Con los programas de cotilleo vespertinos de una conocida cadena de televisión española pasa como con la masturbación femenina: muy pocas mujeres y muy pocos ... televidentes admiten que ven esos programas o que se tocan para disfrutar, pero las estadísticas y el sentido común demuestran lo contrario, y las estadísticas y el sentido común no engañan. Yo creo que lo que une a ambas situaciones debe de ser la atmósfera de pecado, porque ver un programa en el que se informa sobre las infidelidades de algunas estrellas de la canción o del cine o seguir las vicisitudes de un romance mediático posee el tufillo maloliente de las braguetas o las entrepiernas poco aseadas, aunque en estos casos también intervienen los dengues hipocritones de los televidentes de turno. Sin embargo, buena parte de la mejor literatura se ha alimentado de ese vicio, de la costumbre de husmear en las vidas ajenas y contarlo al resto del mundo, y casi siempre eso que se ha contado tenía que ver con la vida íntima de los personajes. De hecho, las grandes novelas del siglo XIX estaban basadas en las intimidades sentimentales y carnales de los protagonistas.

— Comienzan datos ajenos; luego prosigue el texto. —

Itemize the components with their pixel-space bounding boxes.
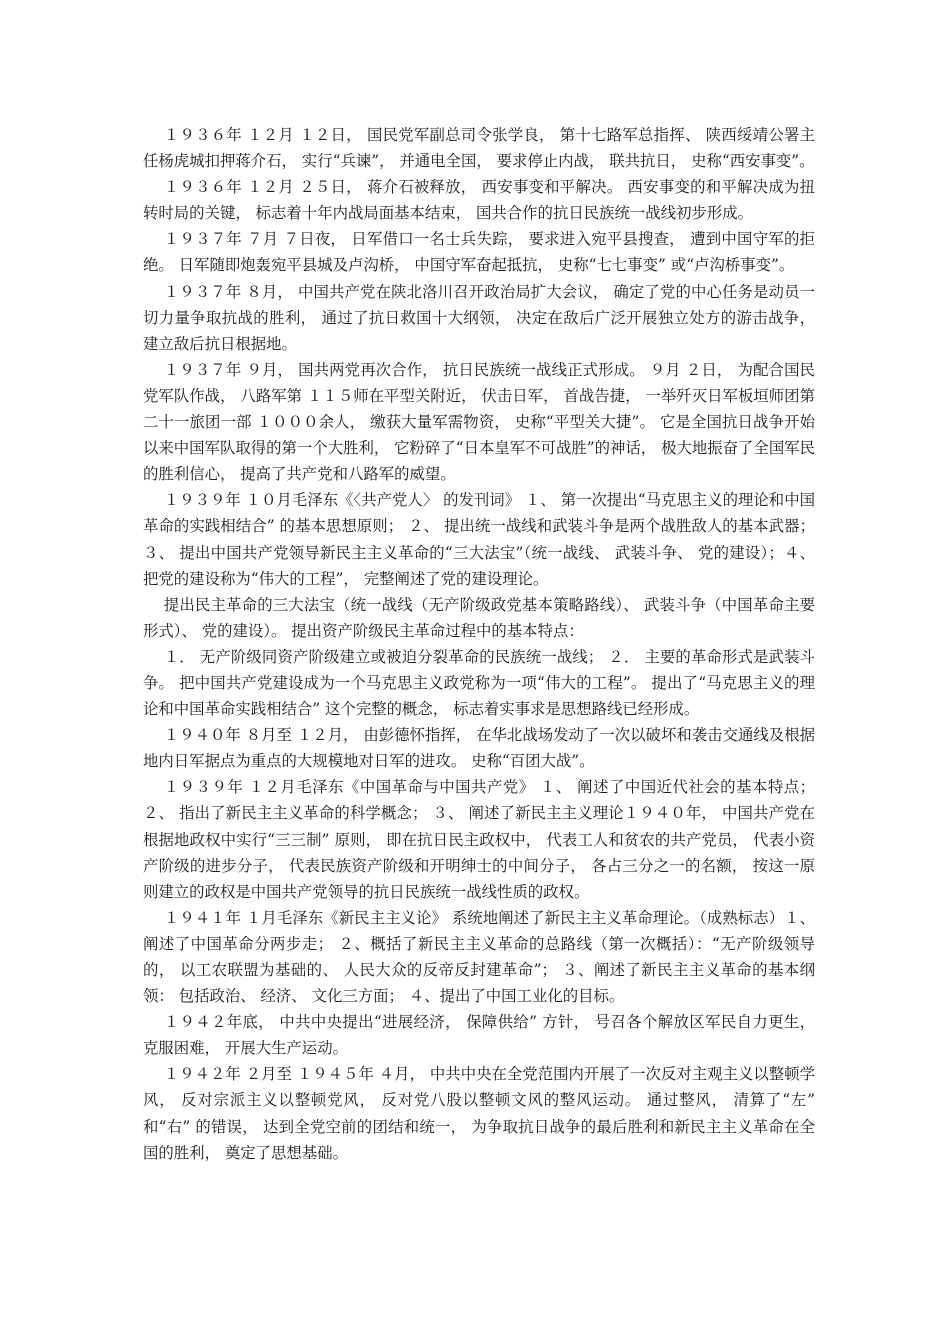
paragraph-three-magic-weapons: 提出民主革命的三大法宝（统一战线（无产阶级政党基本策略路线）、 武装斗争（中国革命主要形式）、 党的建设）。 提出资产阶级民主革命过程中的基本特点： [143,595,815,640]
paragraph-luochuan-meeting: １９３７年 ８月， 中国共产党在陕北洛川召开政治局扩大会议， 确定了党的中心任务是动员一切力量争取抗战的胜利， 通过了抗日救国十大纲领， 决定在敌后广泛开展独立处方的游击战争， 建立敌后抗日根据地。 [143,282,815,353]
document-body [143,122,815,1166]
paragraph-marco-polo-bridge: １９３７年 ７月 ７日夜， 日军借口一名士兵失踪， 要求进入宛平县搜查， 遭到中国守军的拒绝。 日军随即炮轰宛平县城及卢沟桥， 中国守军奋起抵抗， 史称“七七事变” 或“卢沟桥事变”。 [143,230,815,275]
paragraph-new-democracy: １９４１年 １月毛泽东《新民主主义论》 系统地阐述了新民主主义革命理论。（成熟标志）１、阐述了中国革命分两步走； ２、概括了新民主主义革命的总路线（第一次概括）：“无产阶级领导的， 以工农联盟为基础的、 人民大众的反帝反封建革命”； ３、阐述了新民主主义革命的基本纲领： 包括政治、 经济、 文化三方面； ４、提出了中国工业化的目标。 [143,908,815,1006]
paragraph-production-movement: １９４２年底， 中共中央提出“进展经济， 保障供给” 方针， 号召各个解放区军民自力更生， 克服困难， 开展大生产运动。 [143,1013,815,1058]
paragraph-xian-incident: １９３６年 １２月 １２日， 国民党军副总司令张学良， 第十七路军总指挥、 陕西绥靖公署主任杨虎城扣押蒋介石， 实行“兵谏”， 并通电全国， 要求停止内战， 联共抗日， 史称“西安事变”。 [143,126,815,171]
paragraph-pingxingguan: １９３７年 ９月， 国共两党再次合作， 抗日民族统一战线正式形成。 ９月 ２日， 为配合国民党军队作战， 八路军第 １１５师在平型关附近， 伏击日军， 首战告捷， 一举歼灭日军板垣师团第二十一旅团一部 １０００余人， 缴获大量军需物资， 史称“平型关大捷”。 它是全国抗日战争开始以来中国军队取得的第一个大胜利， 它粉碎了“日本皇军不可战胜”的神话， 极大地振奋了全国军民的胜利信心， 提高了共产党和八路军的威望。 [143,360,815,484]
paragraph-chinese-revolution-cpc: １９３９年 １２月毛泽东《中国革命与中国共产党》 １、 阐述了中国近代社会的基本特点；２、 指出了新民主主义革命的科学概念； ３、 阐述了新民主主义理论１９４０年， 中国共产党在根据地政权中实行“三三制” 原则， 即在抗日民主政权中， 代表工人和贫农的共产党员， 代表小资产阶级的进步分子， 代表民族资产阶级和开明绅士的中间分子， 各占三分之一的名额， 按这一原则建立的政权是中国共产党领导的抗日民族统一战线性质的政权。 [143,778,815,901]
paragraph-hundred-regiments: １９４０年 ８月至 １２月， 由彭德怀指挥， 在华北战场发动了一次以破坏和袭击交通线及根据地内日军据点为重点的大规模地对日军的进攻。 史称“百团大战”。 [143,726,815,771]
paragraph-rectification-movement: １９４２年 ２月至 １９４５年 ４月， 中共中央在全党范围内开展了一次反对主观主义以整顿学风， 反对宗派主义以整顿党风， 反对党八股以整顿文风的整风运动。 通过整风， 清算了“左” 和“右” 的错误， 达到全党空前的团结和统一， 为争取抗日战争的最后胜利和新民主主义革命在全国的胜利， 奠定了思想基础。 [143,1065,815,1162]
paragraph-communist-foreword: １９３９年 １０月毛泽东《〈共产党人〉 的发刊词》 １、 第一次提出“马克思主义的理论和中国革命的实践相结合” 的基本思想原则； ２、 提出统一战线和武装斗争是两个战胜敌人的基本武器； ３、 提出中国共产党领导新民主主义革命的“三大法宝”（统一战线、 武装斗争、 党的建设）；４、 把党的建设称为“伟大的工程”， 完整阐述了党的建设理论。 [143,491,815,588]
paragraph-basic-features: １． 无产阶级同资产阶级建立或被迫分裂革命的民族统一战线； ２． 主要的革命形式是武装斗争。 把中国共产党建设成为一个马克思主义政党称为一项“伟大的工程”。 提出了“马克思主义的理论和中国革命实践相结合” 这个完整的概念， 标志着实事求是思想路线已经形成。 [143,647,815,719]
paragraph-xian-incident-resolution: １９３６年 １２月 ２５日， 蒋介石被释放， 西安事变和平解决。 西安事变的和平解决成为扭转时局的关键， 标志着十年内战局面基本结束， 国共合作的抗日民族统一战线初步形成。 [143,178,815,223]
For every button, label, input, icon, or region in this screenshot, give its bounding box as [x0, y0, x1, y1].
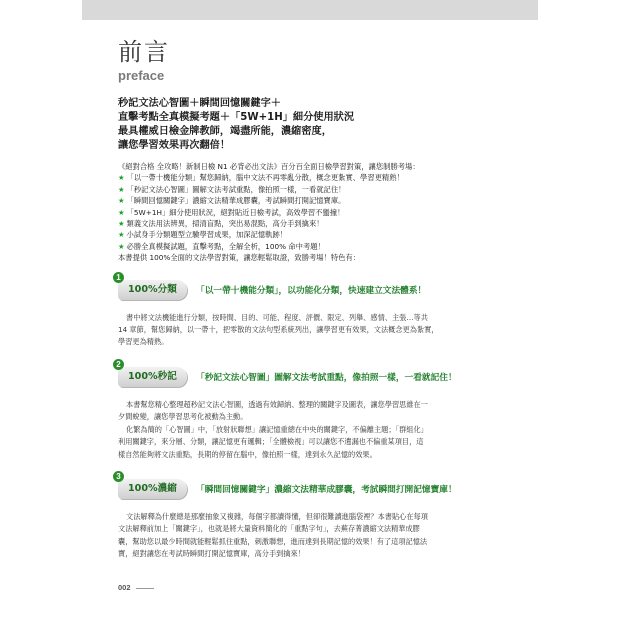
- star-icon: ★: [118, 207, 125, 217]
- feature-section-2: [116, 359, 500, 461]
- section-title: 「以一帶十機能分類」，以功能化分類，快速建立文法體系！: [196, 285, 427, 296]
- intro-block: [118, 97, 500, 153]
- star-icon: ★: [118, 241, 125, 251]
- page-number-rule: [136, 588, 154, 589]
- feature-section-3: [116, 471, 500, 561]
- list-item: ★ 「5W+1H」細分使用狀況，絕對貼近日檢考試，高效學習不蠻撞！: [118, 207, 345, 217]
- intro-line: 最具權威日檢金牌教師，竭盡所能，濃縮密度，: [118, 126, 332, 137]
- section-badge: 100%濃縮: [118, 479, 187, 499]
- section-number-icon: 1: [113, 272, 124, 283]
- list-item: ★ 「以一帶十機能分類」幫您歸納，腦中文法不再零亂分散，概念更紮實、學習更精熟！: [118, 173, 404, 183]
- star-icon: ★: [118, 230, 125, 240]
- star-icon: ★: [118, 173, 125, 183]
- page-subtitle: preface: [118, 68, 165, 83]
- page-content: [118, 20, 500, 561]
- lead-text: 《絕對合格 全攻略！新制日檢 N1 必背必出文法》百分百全面日檢學習對策，讓您制勝考場：: [118, 162, 420, 171]
- section-number-icon: 2: [113, 359, 124, 370]
- section-badge: 100%分類: [118, 280, 187, 300]
- section-body: 書中將文法機能進行分類，按時間、目的、可能、程度、評價、限定、列舉、感情、主張…等共 14 章節，幫您歸納，以一帶十，把零散的文法句型系統列出，讓學習更有效果，文法概念更為紮實， 學習更為精熟。: [118, 312, 439, 347]
- list-item: ★ 小試身手分類題型立驗學習成果，加深記憶軌跡！: [118, 230, 288, 240]
- star-icon: ★: [118, 196, 125, 206]
- closing-text: 本書提供 100%全面的文法學習對策，讓您輕鬆取證，致勝考場！特色有：: [118, 253, 361, 263]
- list-item: ★ 類義文法用法辨異，掃清盲點，突出易混點，高分手到擒來！: [118, 219, 324, 229]
- star-icon: ★: [118, 219, 125, 229]
- section-badge: 100%秒記: [118, 367, 187, 387]
- top-gray-bar: [82, 0, 538, 20]
- section-body: 文法解釋為什麼總是那麼抽象又複雜，每個字都讀得懂，但卻很難讀進腦袋裡？本書貼心在每項 文法解釋前加上「關鍵字」，也就是將大量資料簡化的「重點字句」，去蕪存菁濃縮文法精華成膠 囊，幫助您以最少時間就能輕鬆抓住重點，刺激聯想，進而達到長期記憶的效果！有了這項記憶法 寶，絕對讓您在考試時瞬間打開記憶寶庫，高分手到擒來！: [118, 511, 428, 559]
- intro-line: 秒記文法心智圖＋瞬間回憶關鍵字＋: [118, 98, 281, 109]
- section-number-icon: 3: [113, 471, 124, 482]
- list-item: ★ 必勝全真模擬試題，直擊考點，全解全析，100% 命中考題！: [118, 241, 325, 251]
- intro-line: 直擊考點全真模擬考題＋「5W+1H」細分使用狀況: [118, 112, 355, 123]
- page-title: 前言: [118, 38, 170, 66]
- page-number: 002: [118, 583, 131, 592]
- section-body: 本書幫您精心整理超秒記文法心智圖，透過有效歸納、整理的關鍵字及圖表，讓您學習思維在一 夕間蛻變，讓您學習思考化被動為主動。 化繁為簡的「心智圖」中，「放射狀聯想」讓記憶重總在中央的關鍵字，不偏離主題；「群組化」 利用關鍵字，來分層、分類，讓記憶更有邏輯；「全體檢視」可以讓您不遺漏也不偏重某項目，這 樣自然能夠將文法重點，長期的停留在腦中，像拍照一樣，達到永久記憶的效果。: [118, 399, 428, 459]
- star-icon: ★: [118, 184, 125, 194]
- list-item: ★ 「瞬間回憶關鍵字」濃縮文法精華成膠囊，考試瞬間打開記憶寶庫。: [118, 196, 346, 206]
- section-title: 「秒記文法心智圖」圖解文法考試重點，像拍照一樣，一看就記住！: [196, 372, 457, 383]
- section-title: 「瞬間回憶關鍵字」濃縮文法精華成膠囊，考試瞬間打開記憶寶庫！: [196, 484, 457, 495]
- feature-section-1: [116, 272, 500, 349]
- intro-line: 讓您學習效果再次翻倍！: [118, 140, 231, 151]
- feature-star-list: [118, 172, 500, 252]
- list-item: ★ 「秒記文法心智圖」圖解文法考試重點，像拍照一樣，一看就記住！: [118, 184, 346, 194]
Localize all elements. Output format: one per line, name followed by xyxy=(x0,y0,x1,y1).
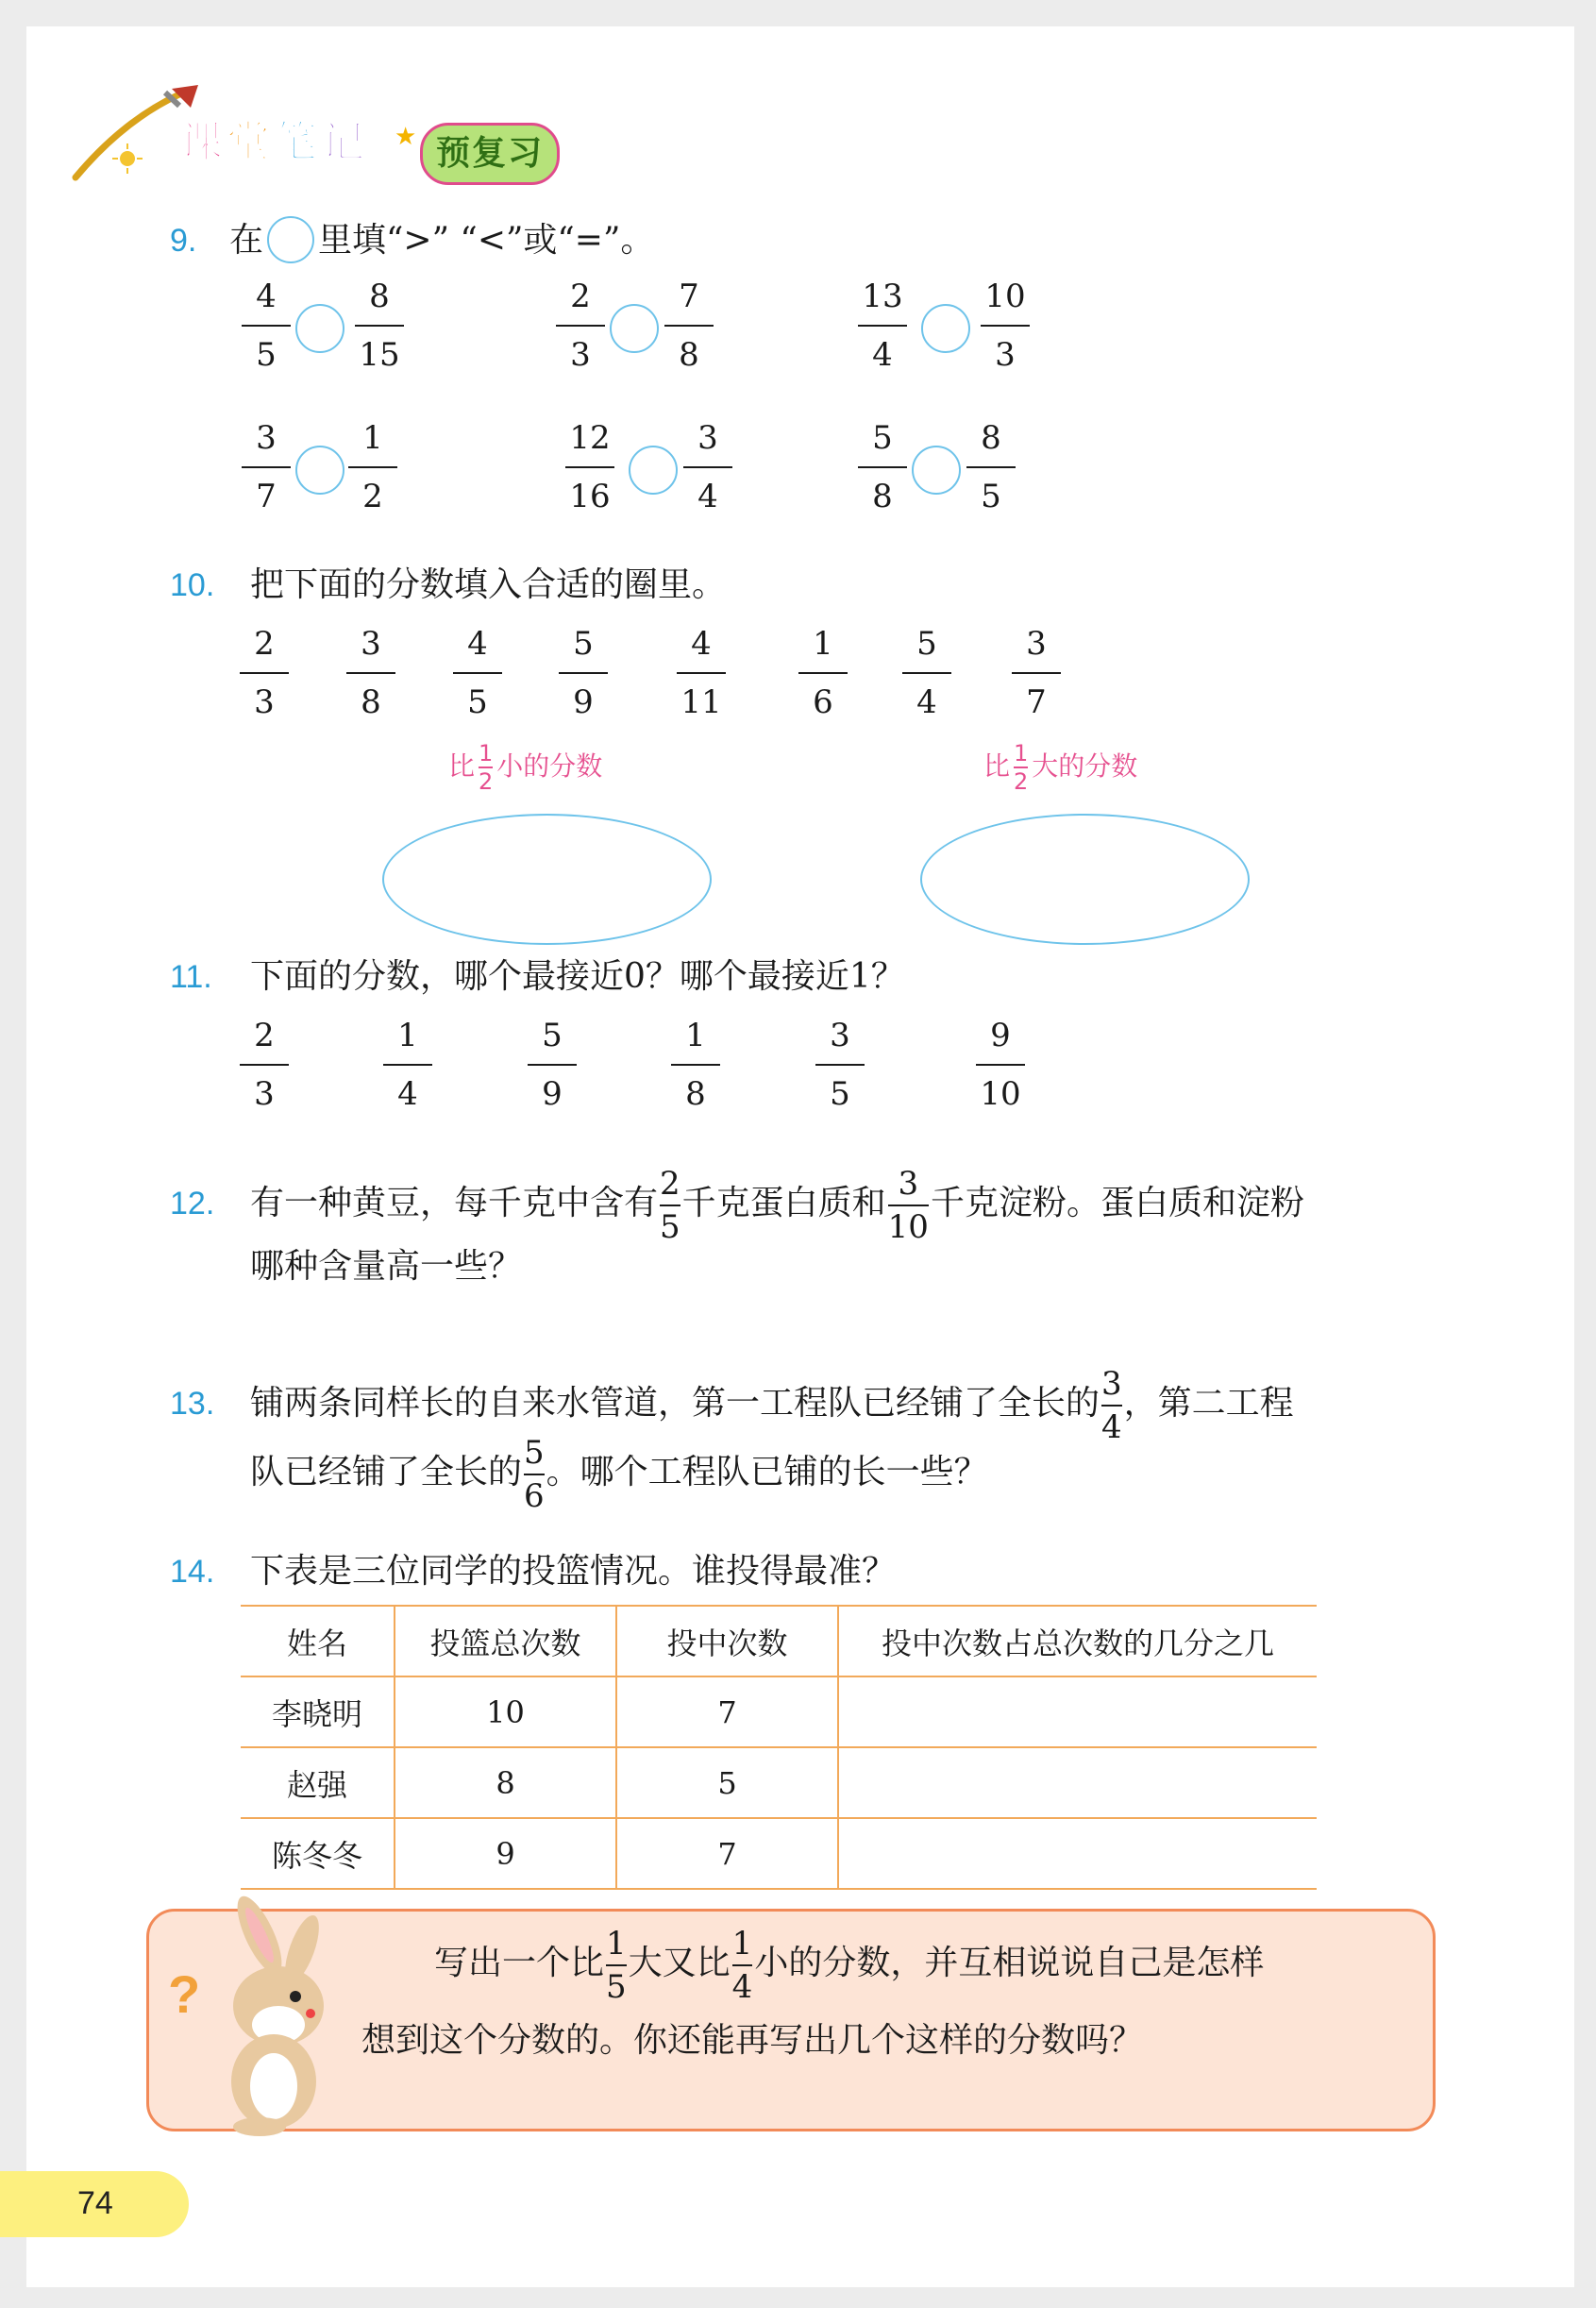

Pensemos en la imponente española Ana Ozores, en Madame Bovary o en la elegante Ana Karenina. Podríamos añadir algún nombre más, pero bastarían los enumerados para dar cuenta de una ilustre selección del cotilleo internacional que los lectores de todos los tiempos han necesitado como un canon de las emociones humanas, porque tal vez no basten las necesidades intelectuales ni el mero entretenimiento y nos haga falta la solidaridad con los personajes de las clases altas, esos que compran y venden sus propiedades inmobiliarias con millones de euros, que van al club de campo y entre sus amigos poseen un aristócrata o un banquero de tronío. Porque nos gusta mirar a los más altos, a los mejores, e imitarlos siempre. Algunos hemos pensado alguna vez con una inocencia enfermiza que las virtudes de la sociedad debían ser inmateriales, pero el tiempo y unas cañas nos han quitado la razón. Aquí lo que ha mandado siempre es la categoría, la alcurnia y el dinero y, en su defecto, el poder o a la inversa que igual da, pues donde ande el dinero estará todo.
Publicidad
Ana se lamentaba de su soledad, deambulaba por una regia, antigua y romántica Vetusta debatiéndose entre los ardores místicos que inspiraba el Magistral y la aureola trasnochada y donjuanesca de Álvaro Mesía, que termina ganando la apuesta implícita en el relato sobre quién se llevaría antes a la cama a esta regenta sin rumbo y sin guarda, tan femenina y tan desguarnecida. Y parece que uno estuviera tarde tras tarde asistiendo a la narración ligera y superficial de una noticia de faldas, cuernos y farándula, donde los protagonistas no fueran los populares de la tele, sino un clérigo de altos vuelos, la esposa de un regente o de un médico de pueblo o de un noble ruso, porque el populacho siempre ha centrado su interés en las vicisitudes de la clase alta y ha calmado en parte sus frustraciones vitales con la visión de las desgracias ajenas, sobre todo si estas recaían en la nobleza o en la alta burguesía. Porque atenuamos nuestros dolor en parte si el dolor del otro, del que aparece en la tele cada tarde y que debería tener todas las razones para ser feliz, no lo es del todo, porque esté a punto de divorciarse o de que le expropien la casa o porque no da ni una en el amor y va de fracaso en fracaso sin rumbo fijo. Solo entonces somos felices.
Y por esto necesitamos un programa de basura televisiva como una medicina semanal, una vacuna o un paliativo para nuestra tristeza humana y un medio para salir de nuestra constante depresión.
No podemos estar sin las pequeñas desgracias cotidianas de la Pantoja como no podemos estar sin ibuprofeno en el botiquín.